Examples of the above:

  • Matcher: PathMatcher in examples/extractor.rs
    • Matcher::Tag: Tag marks the elements
    • internal state on top of Vec
  • Matcher: MerkleDag in examples/ipfs.rs
    • Matcher::Tag: DagPbElement marks the elements
  • Gatherer: PBLinkGatherer in examples/ipfs.rs
    • produces PBLink<'_>

The MatcherFields, and it's sibling SlicedMatcherFields, and GathererFields implement the minipb::Reader abstraction which might work to support actual byte sources such as std::io::Read.

User visible conventions

  • u64 is a file (or input) offset
  • usize is used when the user could have to slice something up

Implementation

There are no tests yet, but examples contains a semi-useful extractor which can parts of the document and one day format all of the fields as expected. The path syntax could be similar to XPath, if you squint hard enough. The other example is ipfs which does a similar thing, but gathers PBLinks out of an ipfs dag-pb document.

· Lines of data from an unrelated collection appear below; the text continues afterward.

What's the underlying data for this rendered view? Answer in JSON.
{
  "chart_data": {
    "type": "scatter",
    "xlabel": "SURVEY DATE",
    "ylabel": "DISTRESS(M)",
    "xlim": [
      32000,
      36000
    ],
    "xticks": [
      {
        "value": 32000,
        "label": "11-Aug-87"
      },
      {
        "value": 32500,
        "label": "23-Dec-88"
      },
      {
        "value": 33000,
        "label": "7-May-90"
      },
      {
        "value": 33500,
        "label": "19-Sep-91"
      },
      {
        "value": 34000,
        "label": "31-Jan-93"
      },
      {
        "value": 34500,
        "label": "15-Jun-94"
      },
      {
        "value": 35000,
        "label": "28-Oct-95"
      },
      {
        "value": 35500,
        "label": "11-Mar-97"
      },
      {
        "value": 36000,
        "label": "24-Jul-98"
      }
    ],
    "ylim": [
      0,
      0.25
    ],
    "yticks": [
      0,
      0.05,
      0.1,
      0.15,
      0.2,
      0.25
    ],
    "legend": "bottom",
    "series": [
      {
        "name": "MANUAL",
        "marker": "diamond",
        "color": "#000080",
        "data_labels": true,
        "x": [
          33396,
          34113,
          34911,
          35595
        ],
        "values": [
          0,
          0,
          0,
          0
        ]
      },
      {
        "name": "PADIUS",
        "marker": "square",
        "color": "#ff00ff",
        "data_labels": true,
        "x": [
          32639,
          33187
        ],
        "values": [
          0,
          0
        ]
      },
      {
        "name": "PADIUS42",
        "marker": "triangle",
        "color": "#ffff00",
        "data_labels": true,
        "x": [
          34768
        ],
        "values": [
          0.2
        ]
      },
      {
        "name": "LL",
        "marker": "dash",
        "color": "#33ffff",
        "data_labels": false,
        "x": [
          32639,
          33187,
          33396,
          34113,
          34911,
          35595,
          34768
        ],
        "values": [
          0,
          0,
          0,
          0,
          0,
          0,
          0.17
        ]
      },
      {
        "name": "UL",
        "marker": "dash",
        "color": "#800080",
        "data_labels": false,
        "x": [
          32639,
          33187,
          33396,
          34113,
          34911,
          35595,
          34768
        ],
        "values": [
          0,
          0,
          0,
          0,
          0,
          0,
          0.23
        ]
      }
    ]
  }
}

Currently everything works with a dreaded buf: &mut &[u8]. After having succesfully made progress, the buf is made shorter. To get anything useful out of the system requires calculating these buffer offsets a lot, and it's very easy to make off-by-N mistakes. While I couldn't see a better option, I recognise this must be changed in order to support ring buffers &mut (&'a [u8], &'a [u8]).

The aim of the crate is to have a core which would be no_std and provide all kinds of wrappers which would allow you to consume what ever kind of std::io::Read, AsyncRead du jour and so on. Currently barely std::io::Read support has been implemented and even that might require unsafe to get around NLL limitations (problem #3 to be specific, looping).

TODO

  • get std::io::Read support working
  • major cleanup
  • move the minipb::gather_fields::read into more suitable place
  • explore ringbuffer support
  • read a field as bytes without buffering it at once
    • this shouldn't be hard to implement, not sure how useful it would be though
  • packed repeated fields
  • tests
    • read prime bytes at a time?
  • benchmarks
    • maybe using OSM data (format)?
  • separate the no_std core and or provide a feature?
  • get rid of unsafe when polonius hits the stable
  • quick-protobuf parser integration for matcher and gatherer generation!
  • world domination

License and legal

Not yet decided. This has been a side project of mine at Equilibrium.